С кухни боком-боком просквозил к двери на улицу и скрылся за ней Генат.
— Он ее давно окучивает, — объяснил Аркаша. — Только разве она тебе изменит.
— О присутствующих, — заметил я назидательно, — в третьем лице не говорят.
— Учись! — заметила Юля и щелкнула Аркашу по лбу. А вновь обратясь ко мне, сообщила: — Карамзин сказал: «И крестьянки любить умеют».
— А тебе кто сказал?
— Сестра! Умная до ужаса, прямо как дура. Мужики, говорит, — это цитаты. И надо бить их их же оружием. И в меня прессовала тексты. Я, конечно, мелкая, но не в укате пока. Дай, думаю, заучу в запас. Стремимся к прогрессу, приходим к стрессу. А этот (жест в сторону двери) наскреб хохмочек с «Тринадцати стульев», и считает, на фиг, что умный. Это уж глупость, да? А другая сестра…
— У тебя не одна сестра?
— Начальник! — подшагал строевым шагом оборонщик. — Меня делегировали! Паки и паки спаси, погибаем! Ветер нынче дует в спину, не пора ли к магазину? Не раскинуть ли умом, не послать ли за вином? А? Отрядить бы нам гонца да за ящичком винца!
Продолжение следует
То есть горючка вновь кончилась. Надежда была только на меня. Отказавшись от конвоиров, пошел один. На улице легко дышалось. Но нелегко думалось. Получается, попал я в какой-то выездной дом ученых. Симпозиум, что ли, у них какой был? Обокрали, говорят. Но что мне до них? Уедут, я останусь. А то уж очень странная у меня началась жизнь. Но кого они так серьезно поминали?
Продавщица смотрела на меня двояко. Доход я ей приносил, но мои застольные гвардейцы отличились. Она уже знала, что в моем доме появились не мои дрова, лопата, ведра.
— Это, конечно, не сами они — Генат.
— Все верну, — отвечал я и взмолился: — Кто они, откуда?
— Говорят: мозговая коммуна нового типа. Вредное производство, выдайте за вредность молочка от бешеного бычка. Приходят и хором, как на митинге: «Мы пьем и сидя, пьем и стоя, а потому пьем без простоя». Были же нормальные. Что-то у них сбилось. А вы сами с ними участвуете, чем кончится? Еще быстрее загонят.
— В гроб?
— А вы думаете, куда?
Когда расплачивался, заметил, что крупных бумажек среди других поубавилось. Естественно — вчера же было чеши-маши на все гроши, размахал. Домой сразу не пошел, ходил по пустынной улице. Пару раз сильно растер снегом лицо, охладил и голову, и затылок. Может, уехать? А то какой-то сюрреализм.

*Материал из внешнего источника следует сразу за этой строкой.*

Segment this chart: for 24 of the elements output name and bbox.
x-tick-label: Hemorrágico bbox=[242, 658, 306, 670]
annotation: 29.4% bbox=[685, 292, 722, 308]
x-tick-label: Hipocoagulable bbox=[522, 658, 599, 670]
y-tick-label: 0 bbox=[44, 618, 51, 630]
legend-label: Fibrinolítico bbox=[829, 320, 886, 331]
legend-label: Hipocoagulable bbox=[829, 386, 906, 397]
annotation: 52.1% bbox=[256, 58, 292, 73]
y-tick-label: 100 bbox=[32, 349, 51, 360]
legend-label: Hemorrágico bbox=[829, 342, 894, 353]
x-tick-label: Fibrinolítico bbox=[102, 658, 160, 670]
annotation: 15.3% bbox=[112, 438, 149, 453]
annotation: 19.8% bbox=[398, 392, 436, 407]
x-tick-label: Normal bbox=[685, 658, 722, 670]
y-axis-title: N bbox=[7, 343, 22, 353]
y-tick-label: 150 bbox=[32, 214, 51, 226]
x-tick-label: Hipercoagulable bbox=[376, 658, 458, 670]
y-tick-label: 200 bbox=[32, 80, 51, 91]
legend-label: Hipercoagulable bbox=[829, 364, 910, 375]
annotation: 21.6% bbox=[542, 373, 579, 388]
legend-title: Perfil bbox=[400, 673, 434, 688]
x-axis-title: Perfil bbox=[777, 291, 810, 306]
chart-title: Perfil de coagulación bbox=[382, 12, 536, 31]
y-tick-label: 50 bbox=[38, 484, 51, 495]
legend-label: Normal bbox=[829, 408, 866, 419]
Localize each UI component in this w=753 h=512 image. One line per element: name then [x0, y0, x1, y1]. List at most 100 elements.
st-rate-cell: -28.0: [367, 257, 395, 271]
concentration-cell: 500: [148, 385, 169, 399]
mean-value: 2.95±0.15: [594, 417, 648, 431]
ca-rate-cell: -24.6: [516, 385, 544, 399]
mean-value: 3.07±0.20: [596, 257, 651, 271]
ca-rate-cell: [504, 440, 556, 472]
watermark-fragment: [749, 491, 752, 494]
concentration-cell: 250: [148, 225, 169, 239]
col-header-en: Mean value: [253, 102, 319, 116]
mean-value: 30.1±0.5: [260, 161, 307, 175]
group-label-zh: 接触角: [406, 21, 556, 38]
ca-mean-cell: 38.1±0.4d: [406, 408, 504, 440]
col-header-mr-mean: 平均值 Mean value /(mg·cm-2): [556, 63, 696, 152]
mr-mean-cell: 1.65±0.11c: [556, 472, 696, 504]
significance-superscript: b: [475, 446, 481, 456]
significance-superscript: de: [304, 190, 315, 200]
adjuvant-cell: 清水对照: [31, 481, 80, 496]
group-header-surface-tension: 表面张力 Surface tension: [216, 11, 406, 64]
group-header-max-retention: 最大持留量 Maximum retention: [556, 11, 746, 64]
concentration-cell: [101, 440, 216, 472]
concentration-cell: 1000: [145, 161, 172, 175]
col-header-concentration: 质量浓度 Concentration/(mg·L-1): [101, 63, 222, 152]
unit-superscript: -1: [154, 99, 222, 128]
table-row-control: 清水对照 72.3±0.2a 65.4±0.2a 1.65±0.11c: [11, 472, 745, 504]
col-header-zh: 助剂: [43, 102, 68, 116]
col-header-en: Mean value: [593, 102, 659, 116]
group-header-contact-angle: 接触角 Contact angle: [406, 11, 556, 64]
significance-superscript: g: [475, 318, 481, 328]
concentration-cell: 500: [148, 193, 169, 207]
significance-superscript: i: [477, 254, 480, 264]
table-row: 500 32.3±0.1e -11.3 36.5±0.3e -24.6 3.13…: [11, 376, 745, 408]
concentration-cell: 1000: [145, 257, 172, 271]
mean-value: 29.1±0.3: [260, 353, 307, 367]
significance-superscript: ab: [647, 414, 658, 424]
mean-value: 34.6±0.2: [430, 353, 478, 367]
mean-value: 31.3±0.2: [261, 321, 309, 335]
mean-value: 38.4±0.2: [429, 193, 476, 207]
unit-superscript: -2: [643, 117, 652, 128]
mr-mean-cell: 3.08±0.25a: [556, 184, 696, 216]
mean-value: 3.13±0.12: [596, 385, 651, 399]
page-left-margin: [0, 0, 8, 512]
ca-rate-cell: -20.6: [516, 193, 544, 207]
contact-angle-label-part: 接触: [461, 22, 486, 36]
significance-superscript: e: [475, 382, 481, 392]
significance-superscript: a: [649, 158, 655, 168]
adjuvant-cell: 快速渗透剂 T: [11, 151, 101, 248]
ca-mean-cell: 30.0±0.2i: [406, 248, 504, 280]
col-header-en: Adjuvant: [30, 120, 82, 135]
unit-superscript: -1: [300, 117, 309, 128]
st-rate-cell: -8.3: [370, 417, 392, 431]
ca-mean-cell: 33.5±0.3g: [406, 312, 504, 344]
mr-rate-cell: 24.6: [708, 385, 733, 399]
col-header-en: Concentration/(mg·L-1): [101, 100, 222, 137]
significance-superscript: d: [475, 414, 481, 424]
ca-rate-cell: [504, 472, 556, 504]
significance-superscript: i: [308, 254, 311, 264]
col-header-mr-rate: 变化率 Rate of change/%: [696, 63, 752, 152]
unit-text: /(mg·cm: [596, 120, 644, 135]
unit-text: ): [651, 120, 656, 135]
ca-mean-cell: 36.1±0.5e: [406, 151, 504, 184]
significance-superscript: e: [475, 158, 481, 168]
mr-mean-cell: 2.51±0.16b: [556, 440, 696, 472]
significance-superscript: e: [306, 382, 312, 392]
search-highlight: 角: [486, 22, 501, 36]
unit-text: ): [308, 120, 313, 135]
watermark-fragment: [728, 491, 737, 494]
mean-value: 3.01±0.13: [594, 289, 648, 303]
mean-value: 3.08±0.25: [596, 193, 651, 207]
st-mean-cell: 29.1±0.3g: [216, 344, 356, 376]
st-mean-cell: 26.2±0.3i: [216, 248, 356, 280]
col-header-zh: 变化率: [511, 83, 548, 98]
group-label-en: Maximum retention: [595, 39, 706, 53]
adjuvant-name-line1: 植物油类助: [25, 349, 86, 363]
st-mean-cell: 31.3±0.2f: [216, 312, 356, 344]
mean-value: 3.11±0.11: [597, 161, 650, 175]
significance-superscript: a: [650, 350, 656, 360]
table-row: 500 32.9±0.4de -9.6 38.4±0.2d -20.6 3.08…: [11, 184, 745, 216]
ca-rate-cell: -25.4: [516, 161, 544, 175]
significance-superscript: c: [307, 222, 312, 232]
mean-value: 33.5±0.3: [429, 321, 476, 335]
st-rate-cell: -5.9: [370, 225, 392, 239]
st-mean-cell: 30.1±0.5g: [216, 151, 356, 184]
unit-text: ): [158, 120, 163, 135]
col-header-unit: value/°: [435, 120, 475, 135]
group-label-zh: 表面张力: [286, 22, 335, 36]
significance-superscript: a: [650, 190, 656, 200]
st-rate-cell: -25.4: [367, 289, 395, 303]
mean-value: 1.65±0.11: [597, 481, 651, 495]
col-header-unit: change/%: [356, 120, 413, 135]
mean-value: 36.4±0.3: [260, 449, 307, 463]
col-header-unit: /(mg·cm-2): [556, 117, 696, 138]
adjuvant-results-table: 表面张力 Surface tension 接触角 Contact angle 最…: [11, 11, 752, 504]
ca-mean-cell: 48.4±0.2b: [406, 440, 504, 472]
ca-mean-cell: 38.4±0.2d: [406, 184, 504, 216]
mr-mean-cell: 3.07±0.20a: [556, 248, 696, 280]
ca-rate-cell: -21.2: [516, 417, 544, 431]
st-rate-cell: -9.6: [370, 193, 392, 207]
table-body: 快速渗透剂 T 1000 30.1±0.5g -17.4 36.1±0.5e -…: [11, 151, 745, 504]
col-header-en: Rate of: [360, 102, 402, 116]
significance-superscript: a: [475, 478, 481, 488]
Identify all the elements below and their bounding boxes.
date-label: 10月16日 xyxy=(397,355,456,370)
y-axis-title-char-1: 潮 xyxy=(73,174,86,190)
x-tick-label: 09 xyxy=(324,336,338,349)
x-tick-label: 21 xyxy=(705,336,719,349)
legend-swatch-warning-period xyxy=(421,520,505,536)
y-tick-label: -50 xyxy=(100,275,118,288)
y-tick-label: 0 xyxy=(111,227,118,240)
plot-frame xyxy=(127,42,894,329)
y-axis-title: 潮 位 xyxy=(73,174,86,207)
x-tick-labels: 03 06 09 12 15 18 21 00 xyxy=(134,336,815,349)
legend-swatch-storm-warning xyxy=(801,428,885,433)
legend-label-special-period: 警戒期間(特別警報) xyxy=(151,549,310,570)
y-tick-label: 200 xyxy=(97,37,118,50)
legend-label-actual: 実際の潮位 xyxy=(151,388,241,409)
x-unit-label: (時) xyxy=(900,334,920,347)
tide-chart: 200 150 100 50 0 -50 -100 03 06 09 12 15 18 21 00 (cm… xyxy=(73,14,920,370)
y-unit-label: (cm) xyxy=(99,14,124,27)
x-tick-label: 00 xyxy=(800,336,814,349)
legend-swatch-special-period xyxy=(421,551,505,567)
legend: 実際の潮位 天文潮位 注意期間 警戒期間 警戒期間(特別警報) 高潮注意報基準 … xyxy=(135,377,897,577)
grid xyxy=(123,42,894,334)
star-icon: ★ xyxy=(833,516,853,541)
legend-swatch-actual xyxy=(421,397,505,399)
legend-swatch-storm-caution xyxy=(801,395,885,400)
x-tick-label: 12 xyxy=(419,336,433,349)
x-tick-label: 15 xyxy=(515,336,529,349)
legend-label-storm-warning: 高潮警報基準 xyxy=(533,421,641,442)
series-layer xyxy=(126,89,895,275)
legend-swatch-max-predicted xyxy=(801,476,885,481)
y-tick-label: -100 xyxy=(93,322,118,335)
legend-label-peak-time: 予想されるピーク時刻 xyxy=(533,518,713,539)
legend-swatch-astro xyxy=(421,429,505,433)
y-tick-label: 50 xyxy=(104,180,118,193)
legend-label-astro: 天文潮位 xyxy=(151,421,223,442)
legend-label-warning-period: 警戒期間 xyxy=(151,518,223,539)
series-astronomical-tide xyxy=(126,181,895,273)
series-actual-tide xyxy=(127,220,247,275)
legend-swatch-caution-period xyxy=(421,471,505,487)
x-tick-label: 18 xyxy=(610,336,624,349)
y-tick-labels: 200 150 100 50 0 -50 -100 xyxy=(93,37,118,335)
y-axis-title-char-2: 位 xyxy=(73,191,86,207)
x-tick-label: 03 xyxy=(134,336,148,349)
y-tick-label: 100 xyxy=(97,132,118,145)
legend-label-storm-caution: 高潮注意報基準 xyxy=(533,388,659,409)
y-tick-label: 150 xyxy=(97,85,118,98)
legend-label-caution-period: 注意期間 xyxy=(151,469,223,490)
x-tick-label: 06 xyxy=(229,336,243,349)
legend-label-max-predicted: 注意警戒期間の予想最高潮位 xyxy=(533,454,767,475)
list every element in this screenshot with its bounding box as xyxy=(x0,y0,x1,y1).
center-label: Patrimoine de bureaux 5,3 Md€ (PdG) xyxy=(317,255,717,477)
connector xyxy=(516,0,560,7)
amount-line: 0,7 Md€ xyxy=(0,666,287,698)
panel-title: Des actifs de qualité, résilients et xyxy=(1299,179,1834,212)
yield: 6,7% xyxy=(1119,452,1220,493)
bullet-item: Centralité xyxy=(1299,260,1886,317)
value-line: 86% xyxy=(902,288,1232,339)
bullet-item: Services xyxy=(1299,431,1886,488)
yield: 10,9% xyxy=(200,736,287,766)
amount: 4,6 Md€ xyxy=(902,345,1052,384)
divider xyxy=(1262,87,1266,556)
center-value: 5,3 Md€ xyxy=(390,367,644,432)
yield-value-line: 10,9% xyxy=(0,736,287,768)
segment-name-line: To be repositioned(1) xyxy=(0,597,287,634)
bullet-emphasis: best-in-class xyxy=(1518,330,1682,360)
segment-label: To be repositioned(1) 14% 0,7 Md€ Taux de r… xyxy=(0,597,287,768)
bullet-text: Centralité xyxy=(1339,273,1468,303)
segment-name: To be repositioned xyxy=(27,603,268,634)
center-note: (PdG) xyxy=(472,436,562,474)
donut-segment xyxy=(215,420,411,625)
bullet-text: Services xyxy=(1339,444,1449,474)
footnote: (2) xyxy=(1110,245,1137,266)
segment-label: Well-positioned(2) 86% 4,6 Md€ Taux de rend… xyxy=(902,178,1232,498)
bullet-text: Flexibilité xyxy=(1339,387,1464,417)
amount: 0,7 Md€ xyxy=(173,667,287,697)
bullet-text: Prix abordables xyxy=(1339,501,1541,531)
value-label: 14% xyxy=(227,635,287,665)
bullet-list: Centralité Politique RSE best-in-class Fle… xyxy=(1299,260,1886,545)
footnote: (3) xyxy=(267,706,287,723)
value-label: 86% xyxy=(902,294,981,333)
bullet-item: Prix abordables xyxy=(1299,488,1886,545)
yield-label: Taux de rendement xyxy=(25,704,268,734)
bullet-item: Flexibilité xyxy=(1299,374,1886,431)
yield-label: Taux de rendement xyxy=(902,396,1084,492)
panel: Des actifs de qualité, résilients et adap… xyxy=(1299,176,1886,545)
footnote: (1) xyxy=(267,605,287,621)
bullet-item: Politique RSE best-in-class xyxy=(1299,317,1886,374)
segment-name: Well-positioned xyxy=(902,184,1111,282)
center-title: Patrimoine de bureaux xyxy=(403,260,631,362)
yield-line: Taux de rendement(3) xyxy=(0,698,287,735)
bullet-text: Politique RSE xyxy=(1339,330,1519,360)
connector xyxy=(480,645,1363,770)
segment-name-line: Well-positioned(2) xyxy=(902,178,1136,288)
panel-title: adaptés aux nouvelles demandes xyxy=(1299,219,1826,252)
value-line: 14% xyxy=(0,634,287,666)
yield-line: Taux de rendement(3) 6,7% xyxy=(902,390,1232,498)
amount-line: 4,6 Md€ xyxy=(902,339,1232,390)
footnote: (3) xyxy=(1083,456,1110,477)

Коммунары курили и хлестали откуда-то взявшуюся самогонку.
— Пьем в ритме нон-стоп. Махнешь?
— Воздержусь.
— Хвалю за решимость, — одобрил Ильич. — «Держусь» и «воздержусь» — это разное. Не пить — это одно, а не хотеть пить — это вершина силы воли. Смотри: благодетель и благодатель. Не все же равно — делать благо или его давать. А прЕзирать или прИзирать? Это пропасть между понятиями. «Призри на нас и не презри». Да, по грехам нашим побеждаеми ничим же, кроме как опивством без меры и объядением без сытости, дымоглотством окаянным, терпим посему зело недостачу смысла.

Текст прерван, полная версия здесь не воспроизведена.